CARCERI. FP CGIL: «gravi affermazioni del dott. Gratteri sulla Polizia Penitenziaria». L'installazione di inibitori di cellulari nelle carceri, a prescindere dalla frase contestata dal sindacato, resta una soluzione necessaria per eliminare le comunicazioni (vergognose e fuori controllo) dei carcerati. La nostra testata la sposa in pieno.

«Esprimiamo stima per il lavoro del Procuratore, ma respingiamo quanto da lui sostenuto»
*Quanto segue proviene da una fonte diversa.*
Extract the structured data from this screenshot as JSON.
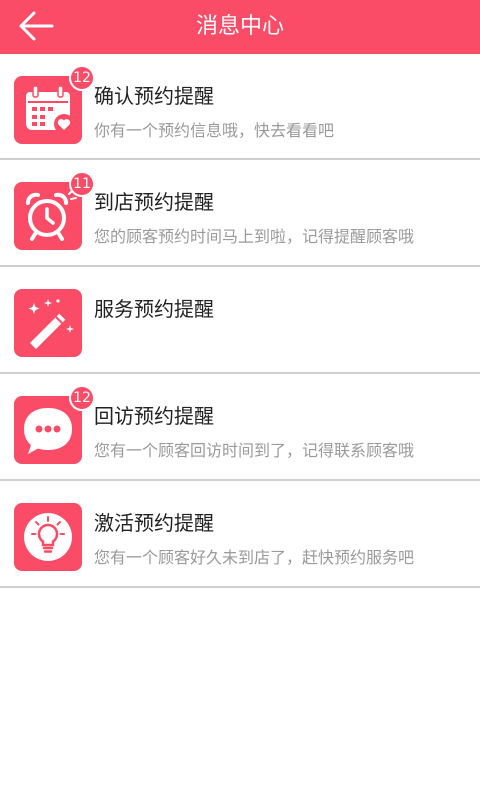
{
  "header": {
    "title": "消息中心",
    "back_icon": "arrow-left-icon"
  },
  "colors": {
    "accent": "#fb4c67",
    "divider": "#cfcfcf",
    "title_text": "#222222",
    "subtitle_text": "#9a9a9a"
  },
  "messages": [
    {
      "icon": "calendar-heart-icon",
      "title": "确认预约提醒",
      "subtitle": "你有一个预约信息哦，快去看看吧",
      "badge": "12"
    },
    {
      "icon": "alarm-clock-icon",
      "title": "到店预约提醒",
      "subtitle": "您的顾客预约时间马上到啦，记得提醒顾客哦",
      "badge": "11"
    },
    {
      "icon": "magic-wand-icon",
      "title": "服务预约提醒",
      "subtitle": "",
      "badge": ""
    },
    {
      "icon": "chat-bubble-icon",
      "title": "回访预约提醒",
      "subtitle": "您有一个顾客回访时间到了，记得联系顾客哦",
      "badge": "12"
    },
    {
      "icon": "lightbulb-icon",
      "title": "激活预约提醒",
      "subtitle": "您有一个顾客好久未到店了，赶快预约服务吧",
      "badge": ""
    }
  ]
}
“Riteniamo essere gravi le affermazioni del procuratore Gratteri sulla Polizia Penitenziaria, auspichiamo una giusta rettifica”. La Fp Cgil Polizia Penitenziaria interviene dopo la parole del procuratore capo di Catanzaro, pronunciate ieri sera nella trasmissione televisiva Otto e mezzo, su La7, riguardo al posizionamento di inibitori di cellulari nelle carceri che, secondo il magistrato calabrese «provocherebbe la rivolta della Polizia Penitenziaria perché, invece di controllare cosa succede nelle carceri, non potrebbero più giocare con i telefonini.»

La reazione della FP Cgil non si è fatta attendere. «Pur riconoscendo e apprezzando lo spessore istituzionale del magistrato - ha dichiarato il coordinatore Nazionale Fp Cgil Polizia Penitenziaria, Stefano Branchi -, non condividiamo assolutamente quanto dichiarato. Si tratta di affermazioni gravi e lesive per l'immagine del corpo di Polizia Penitenziaria, per il nobile e orgoglioso lavoro quotidiano di donne e uomini al servizio dello Stato. I nostri poliziotti penitenziari e le nostre poliziotte penitenziarie garantiscono sicurezza, svolgono attività preventiva, repressiva, di osservazione e trattamento, nonché salvano vite umane, in condizioni lavorative sempre più difficili e articolate, specie in questo periodo emergenziale e preoccupante. Certamente non ‘giocando al cellulare’, strumento, tra l'altro, non consentito neanche per uso personale durante il servizio. Auspichiamo e chiediamo una giusta rettifica, così da poter evidenziare meritata nitidezza alla Polizia Penitenziaria.»

L'installazione di inibitori di cellulari nelle carceri, a prescindere dalla frase contestata dal sindacato, resta una soluzione necessaria per eliminare le comunicazioni (vergognose e fuori controllo) dei carcerati.

La nostra testata la sposa in pieno.